Balance Sheet- Does it Matter to a Business

The one of three forms a business owner often does not understand is a balance sheet. This form is one of the best methods for an owner to see how the financial health of the business is and possibly start to see where to improve the business.

What is a Balance Sheet?

The balance sheet is divided into three parts – assets, liabilities and equity.  An asset is something a business owns or has value like cash, equipment, inventory and investments. When completing a balance sheet, do not forget to include items you may not have complete ownership to like the building, a leased car etc.

What is an Asset?

There are two types of assets – current and non-current. A current asset can be turned into cash quickly (usually within one year) like cash, accounts receivable and inventory.  A business owner would not normally expect to keep owed amounts or inventory past this one-year time frame anyway. A non-current asset is the opposite – it is not expected to be turned into cash quickly and include items like fixed assets (land, facilities, equipment and cars.  These assets tend to be used in creating sales for the business.

What is a Liability?

The second part is the liabilities. This is where the business reports what it owes to other people or businesses.  Another name for these items is accounts payable.  Again this section is divided into current and non-current liabilities with the same time requirement as assets. Current paid off within a year and non-current longer than a year is how a business owner should look at the items.

What is Owner’s Equity?

The final section is equity and shows how much the business is worth to the owner(s). It should be the difference between assets minus liabilities. This section can be either positive or negative depending on what is happening within the business. If there is a decision to expand operations, then this section may be in the red due to increased expenses. If there was a significant in sales, the owner may decide to keep money in the business for future use and it would be in the black.
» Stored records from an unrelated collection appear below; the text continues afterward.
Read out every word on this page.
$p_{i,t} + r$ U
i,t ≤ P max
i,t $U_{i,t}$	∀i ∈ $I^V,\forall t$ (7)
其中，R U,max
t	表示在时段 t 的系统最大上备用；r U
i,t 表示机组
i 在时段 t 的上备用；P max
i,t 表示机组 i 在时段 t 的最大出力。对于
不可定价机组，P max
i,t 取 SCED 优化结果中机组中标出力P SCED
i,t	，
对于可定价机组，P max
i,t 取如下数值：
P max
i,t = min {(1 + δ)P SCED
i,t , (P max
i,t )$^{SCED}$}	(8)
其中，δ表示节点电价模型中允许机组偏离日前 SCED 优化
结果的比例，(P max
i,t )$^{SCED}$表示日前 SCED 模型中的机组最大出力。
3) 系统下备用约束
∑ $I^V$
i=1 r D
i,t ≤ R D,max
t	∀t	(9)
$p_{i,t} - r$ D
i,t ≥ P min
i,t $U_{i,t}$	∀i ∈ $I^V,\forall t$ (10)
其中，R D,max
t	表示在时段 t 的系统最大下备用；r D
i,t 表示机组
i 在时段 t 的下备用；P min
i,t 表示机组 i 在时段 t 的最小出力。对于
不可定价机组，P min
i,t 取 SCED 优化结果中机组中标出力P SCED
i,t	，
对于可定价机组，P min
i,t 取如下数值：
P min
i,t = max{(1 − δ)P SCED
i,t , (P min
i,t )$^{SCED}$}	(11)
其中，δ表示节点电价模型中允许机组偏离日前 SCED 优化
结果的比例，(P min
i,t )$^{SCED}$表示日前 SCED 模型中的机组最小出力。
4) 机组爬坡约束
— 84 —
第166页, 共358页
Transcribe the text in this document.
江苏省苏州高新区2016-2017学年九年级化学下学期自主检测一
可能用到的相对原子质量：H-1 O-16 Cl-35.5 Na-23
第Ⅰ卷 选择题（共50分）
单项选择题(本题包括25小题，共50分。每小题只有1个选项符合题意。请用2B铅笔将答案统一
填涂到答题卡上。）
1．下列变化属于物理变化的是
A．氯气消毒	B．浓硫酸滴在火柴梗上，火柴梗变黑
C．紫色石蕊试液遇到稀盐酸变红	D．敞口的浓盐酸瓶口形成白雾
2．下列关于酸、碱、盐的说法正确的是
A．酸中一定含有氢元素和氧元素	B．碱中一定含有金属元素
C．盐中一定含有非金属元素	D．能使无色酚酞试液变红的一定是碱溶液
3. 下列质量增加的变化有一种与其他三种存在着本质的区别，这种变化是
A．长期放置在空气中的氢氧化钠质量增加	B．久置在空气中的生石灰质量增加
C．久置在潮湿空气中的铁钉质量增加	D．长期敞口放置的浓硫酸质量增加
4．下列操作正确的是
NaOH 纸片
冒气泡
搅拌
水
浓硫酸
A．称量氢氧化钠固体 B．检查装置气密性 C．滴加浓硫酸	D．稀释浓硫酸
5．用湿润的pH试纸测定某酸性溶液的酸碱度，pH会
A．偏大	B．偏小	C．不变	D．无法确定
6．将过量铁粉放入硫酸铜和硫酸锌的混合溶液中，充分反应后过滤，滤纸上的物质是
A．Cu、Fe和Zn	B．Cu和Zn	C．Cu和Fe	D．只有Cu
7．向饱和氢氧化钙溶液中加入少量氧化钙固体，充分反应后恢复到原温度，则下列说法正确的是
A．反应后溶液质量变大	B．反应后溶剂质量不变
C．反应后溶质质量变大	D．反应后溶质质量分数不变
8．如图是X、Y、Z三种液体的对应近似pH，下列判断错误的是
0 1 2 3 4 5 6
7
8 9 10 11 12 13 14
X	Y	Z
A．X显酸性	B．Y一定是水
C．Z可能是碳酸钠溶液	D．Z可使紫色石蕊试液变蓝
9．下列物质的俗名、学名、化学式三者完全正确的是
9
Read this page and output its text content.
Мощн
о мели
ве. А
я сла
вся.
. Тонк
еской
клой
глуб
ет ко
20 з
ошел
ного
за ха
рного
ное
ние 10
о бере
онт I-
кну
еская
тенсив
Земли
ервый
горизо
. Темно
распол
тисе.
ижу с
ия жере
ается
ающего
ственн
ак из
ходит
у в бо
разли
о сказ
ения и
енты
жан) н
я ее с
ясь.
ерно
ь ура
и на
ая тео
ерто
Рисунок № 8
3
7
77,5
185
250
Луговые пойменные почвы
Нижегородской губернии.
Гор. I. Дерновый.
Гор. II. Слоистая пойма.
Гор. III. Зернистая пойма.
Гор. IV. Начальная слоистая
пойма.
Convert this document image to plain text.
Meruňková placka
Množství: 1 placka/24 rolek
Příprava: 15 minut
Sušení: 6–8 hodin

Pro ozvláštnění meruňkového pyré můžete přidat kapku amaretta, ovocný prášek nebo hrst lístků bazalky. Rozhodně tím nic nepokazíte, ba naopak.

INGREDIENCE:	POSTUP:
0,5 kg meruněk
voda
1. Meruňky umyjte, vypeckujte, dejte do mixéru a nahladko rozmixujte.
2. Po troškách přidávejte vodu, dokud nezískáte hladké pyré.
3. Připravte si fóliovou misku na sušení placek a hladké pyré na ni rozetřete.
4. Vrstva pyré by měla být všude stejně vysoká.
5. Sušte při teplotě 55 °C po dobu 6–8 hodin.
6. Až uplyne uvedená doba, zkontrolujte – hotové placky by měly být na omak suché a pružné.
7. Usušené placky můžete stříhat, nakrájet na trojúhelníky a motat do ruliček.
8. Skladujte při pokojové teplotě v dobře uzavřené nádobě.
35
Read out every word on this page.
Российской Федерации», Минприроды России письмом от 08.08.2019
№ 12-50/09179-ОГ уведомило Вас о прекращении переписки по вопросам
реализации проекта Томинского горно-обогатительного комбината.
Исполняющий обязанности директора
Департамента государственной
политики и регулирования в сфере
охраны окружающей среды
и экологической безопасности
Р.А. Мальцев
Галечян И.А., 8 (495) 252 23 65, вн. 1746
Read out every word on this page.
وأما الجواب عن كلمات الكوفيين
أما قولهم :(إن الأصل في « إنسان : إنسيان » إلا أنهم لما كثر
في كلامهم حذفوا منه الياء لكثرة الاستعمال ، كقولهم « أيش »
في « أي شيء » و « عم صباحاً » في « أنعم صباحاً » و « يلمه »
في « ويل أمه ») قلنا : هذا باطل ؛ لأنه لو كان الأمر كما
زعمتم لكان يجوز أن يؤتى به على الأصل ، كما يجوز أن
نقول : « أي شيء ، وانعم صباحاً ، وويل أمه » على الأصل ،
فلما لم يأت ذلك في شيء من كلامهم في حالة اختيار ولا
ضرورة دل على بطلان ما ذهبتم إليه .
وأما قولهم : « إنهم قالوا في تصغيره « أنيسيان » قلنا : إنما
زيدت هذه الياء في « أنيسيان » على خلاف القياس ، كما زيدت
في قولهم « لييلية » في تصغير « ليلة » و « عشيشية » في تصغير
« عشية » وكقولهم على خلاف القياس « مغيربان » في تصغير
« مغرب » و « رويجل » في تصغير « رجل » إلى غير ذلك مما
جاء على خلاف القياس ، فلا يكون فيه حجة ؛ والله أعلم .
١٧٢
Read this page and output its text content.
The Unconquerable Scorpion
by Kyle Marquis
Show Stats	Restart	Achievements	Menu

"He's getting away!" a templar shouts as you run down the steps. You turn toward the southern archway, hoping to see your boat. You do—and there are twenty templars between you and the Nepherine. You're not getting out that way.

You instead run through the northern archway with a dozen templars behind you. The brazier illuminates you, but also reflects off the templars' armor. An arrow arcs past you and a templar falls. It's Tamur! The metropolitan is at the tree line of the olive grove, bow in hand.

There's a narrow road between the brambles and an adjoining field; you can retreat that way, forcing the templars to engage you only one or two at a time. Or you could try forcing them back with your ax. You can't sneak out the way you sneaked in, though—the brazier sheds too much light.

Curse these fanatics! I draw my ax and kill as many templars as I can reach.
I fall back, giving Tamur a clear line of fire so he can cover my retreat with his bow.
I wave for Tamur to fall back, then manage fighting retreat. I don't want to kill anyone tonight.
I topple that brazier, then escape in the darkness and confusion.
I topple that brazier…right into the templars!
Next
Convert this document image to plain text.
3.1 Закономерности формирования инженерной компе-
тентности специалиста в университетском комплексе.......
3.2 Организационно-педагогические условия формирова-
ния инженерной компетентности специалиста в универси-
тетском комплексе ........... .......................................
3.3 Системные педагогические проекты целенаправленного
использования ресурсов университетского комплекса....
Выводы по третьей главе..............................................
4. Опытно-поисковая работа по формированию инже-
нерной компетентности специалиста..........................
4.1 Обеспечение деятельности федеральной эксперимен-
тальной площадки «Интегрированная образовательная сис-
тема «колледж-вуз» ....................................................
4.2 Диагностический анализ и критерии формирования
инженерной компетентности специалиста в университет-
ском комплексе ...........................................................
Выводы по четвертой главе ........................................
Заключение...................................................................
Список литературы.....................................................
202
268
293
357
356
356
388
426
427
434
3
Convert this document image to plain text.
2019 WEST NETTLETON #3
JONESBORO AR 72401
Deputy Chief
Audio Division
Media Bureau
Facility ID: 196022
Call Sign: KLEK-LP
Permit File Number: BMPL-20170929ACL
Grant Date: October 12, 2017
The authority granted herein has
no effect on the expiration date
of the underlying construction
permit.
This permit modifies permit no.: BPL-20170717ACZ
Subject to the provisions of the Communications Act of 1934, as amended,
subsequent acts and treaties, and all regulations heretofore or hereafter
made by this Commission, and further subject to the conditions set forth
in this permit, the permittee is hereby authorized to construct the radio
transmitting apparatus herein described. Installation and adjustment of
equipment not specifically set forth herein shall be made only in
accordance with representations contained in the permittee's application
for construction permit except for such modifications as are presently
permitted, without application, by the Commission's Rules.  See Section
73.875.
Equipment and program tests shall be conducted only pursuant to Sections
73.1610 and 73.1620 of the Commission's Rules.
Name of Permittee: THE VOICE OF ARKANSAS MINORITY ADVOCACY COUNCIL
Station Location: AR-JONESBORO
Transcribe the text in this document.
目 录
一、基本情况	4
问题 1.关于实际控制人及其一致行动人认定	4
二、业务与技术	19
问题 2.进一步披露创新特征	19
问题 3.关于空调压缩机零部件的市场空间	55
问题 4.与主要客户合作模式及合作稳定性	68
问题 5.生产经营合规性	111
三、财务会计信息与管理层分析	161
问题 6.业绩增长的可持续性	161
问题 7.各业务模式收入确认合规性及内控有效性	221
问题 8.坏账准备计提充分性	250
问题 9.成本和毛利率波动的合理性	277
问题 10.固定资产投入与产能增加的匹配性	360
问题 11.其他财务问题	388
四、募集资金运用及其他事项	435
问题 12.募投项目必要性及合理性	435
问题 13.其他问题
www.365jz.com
The one thing a balance sheet does not show is how profitable a business is. This is reported on the income statement (a form we will talk about in another column). 

As a business owner, the balance sheet provides a snapshot of the health of the business at that moment and is an aid in deciding on future plans for the business. If there are questions about a balance sheet or any part of your business, feel free to contact Richard Proffer at the University of Missouri Extension Small Business Technology Development Center at 573-243-3581 or email at

Where Did My Cash Go?

A question many small business owners ask themselves way too often.  In this column, I have written about the balance sheet and the income statement as financial tools to help entrepreneurs manage their business.  But what if that entrepreneur could predict how much cash would be coming in to and going out of the business on a monthly basis? Or better yet, be able to look further months down the road and have an idea of the in and out flow of cash?

 What is a Cash Flow Statement?

This final of the big three financial reports is called the Cash Flow Statement. This report shows the cash received and paid out on a time specified period as related to the business’s revenue and expense categories found on the income statement. This report is very helpful for startups.

A simple analogy of this report would be to look at the business checkbook where each deposit and withdrawal is recorded. The cash flow report does the same thing except it groups the in and out flows under categories.  By doing this, the owner is able to see monthly trends by categories and annually start to adjust for seasonal variances. 

The Cash Cycle

This report also helps the owner stay on top of the business cash cycle – the time lapse from when money was spent to generate sales till the revenue from sales comes in to the business. This cycle could be days, weeks, or months, but it shows the owner if additional cash is needed to cover expenses until sales revenue comes in from the sales related expenditure.

The cash cycle sounds easy but the devil is in the details. The owner will need to be diligent in tracking the cash flow in and out of the business on a regular basis.